Benessere in azienda: la sfida dei costi e dei dati
Le sfide principali per le aziende si rivelano essere, da un lato, l’aumento dei costi (72%) e, dall’altro, la difficoltà di reperire dati per misurare il ritorno di un investimento in ambito benessere (53%) oltre alla mancanza di un sostegno finanziario per implementare azioni e programmi specifici (49%). Inoltre, stando alle rilevazioni di WTW, una minoranza di datori di lavoro dichiarano di essere efficaci nel promuovere i risultati desiderati in termini di benessere emotivo e finanziario e, in generale, le aziende prevedono di focalizzarsi sull’esperienza dei dipendenti e su una migliore comunicazione delle proprie iniziative nel prossimo triennio.
Quanto alle altre soluzioni che intendono mettere in atto, oltre a quelle sopracitate in relazione al wellbeing finanziario, si parla di gestire i rischi collegati a uno stile di vita non sano e alle malattie croniche e offrire uno screening e una valutazione dei rischi per la salute per tutti i dipendenti e incentivare uno stile di vita più sano.

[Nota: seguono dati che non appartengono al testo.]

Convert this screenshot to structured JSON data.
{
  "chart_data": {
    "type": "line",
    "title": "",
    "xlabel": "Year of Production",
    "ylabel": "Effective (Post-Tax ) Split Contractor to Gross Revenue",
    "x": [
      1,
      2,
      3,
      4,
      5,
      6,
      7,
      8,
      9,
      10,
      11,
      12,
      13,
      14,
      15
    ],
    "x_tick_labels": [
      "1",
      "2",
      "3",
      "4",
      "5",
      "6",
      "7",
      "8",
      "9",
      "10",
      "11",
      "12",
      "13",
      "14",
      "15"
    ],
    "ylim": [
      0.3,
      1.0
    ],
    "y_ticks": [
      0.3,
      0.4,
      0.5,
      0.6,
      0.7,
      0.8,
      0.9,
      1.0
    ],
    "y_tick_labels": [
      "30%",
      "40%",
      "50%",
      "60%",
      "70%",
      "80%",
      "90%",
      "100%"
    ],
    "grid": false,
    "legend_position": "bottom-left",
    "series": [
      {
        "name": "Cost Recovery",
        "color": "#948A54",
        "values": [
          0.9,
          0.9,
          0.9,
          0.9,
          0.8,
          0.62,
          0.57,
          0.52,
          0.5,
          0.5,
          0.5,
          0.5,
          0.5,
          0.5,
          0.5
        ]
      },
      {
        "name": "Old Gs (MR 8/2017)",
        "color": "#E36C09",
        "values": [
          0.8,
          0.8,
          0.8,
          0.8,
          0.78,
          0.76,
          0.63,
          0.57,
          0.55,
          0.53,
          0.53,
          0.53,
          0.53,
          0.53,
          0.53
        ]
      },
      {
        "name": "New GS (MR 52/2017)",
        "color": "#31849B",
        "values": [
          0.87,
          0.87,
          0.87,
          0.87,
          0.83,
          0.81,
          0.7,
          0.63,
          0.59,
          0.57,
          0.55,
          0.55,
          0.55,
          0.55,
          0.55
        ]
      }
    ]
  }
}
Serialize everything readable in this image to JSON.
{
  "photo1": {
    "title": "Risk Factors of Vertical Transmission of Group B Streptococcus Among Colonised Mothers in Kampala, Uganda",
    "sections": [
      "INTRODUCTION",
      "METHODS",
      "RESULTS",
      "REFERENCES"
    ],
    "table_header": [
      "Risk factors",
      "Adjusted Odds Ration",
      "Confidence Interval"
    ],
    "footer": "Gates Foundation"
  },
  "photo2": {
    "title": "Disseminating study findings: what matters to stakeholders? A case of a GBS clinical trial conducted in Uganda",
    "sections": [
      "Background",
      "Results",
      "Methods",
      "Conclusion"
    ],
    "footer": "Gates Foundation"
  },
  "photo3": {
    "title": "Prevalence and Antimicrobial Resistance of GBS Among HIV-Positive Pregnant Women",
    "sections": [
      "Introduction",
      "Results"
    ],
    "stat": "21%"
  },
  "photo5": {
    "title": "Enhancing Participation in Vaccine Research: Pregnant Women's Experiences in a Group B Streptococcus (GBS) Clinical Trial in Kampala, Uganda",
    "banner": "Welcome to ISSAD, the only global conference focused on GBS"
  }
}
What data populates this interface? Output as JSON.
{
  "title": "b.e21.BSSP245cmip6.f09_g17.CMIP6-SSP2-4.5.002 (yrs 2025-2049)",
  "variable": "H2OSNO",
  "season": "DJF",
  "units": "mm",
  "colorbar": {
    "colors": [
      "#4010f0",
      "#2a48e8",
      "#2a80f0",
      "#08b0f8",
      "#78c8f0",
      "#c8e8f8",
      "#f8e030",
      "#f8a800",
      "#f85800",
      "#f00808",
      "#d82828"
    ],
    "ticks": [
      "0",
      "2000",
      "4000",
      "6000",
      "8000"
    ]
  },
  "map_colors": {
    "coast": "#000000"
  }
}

Per il benessere mentale, i programmi in atto sono volti a misurare lo stress della forza lavoro e a identificarne le cause principali; in futuro potrebbero prevedere anche l’implementazione di una strategia e un piano d’azione per la salute mentale. Nel sociale, infine, le aziende stanno attivando contributi di beneficenza e includendo il benessere nella strategia di responsabilità sociale dell’azienda. L’interesse delle imprese nei confronti del benessere fisico resta infatti importante (80% in crescita relativa rispetto al 72% del 2021); lo stesso vale per il benessere sociale (72% a fronte del 68% dello scorso anno), dove la preoccupazione dominante per i datori di lavoro è la solitudine e la mancanza di un network di contatti sociali da parte dei dipendenti.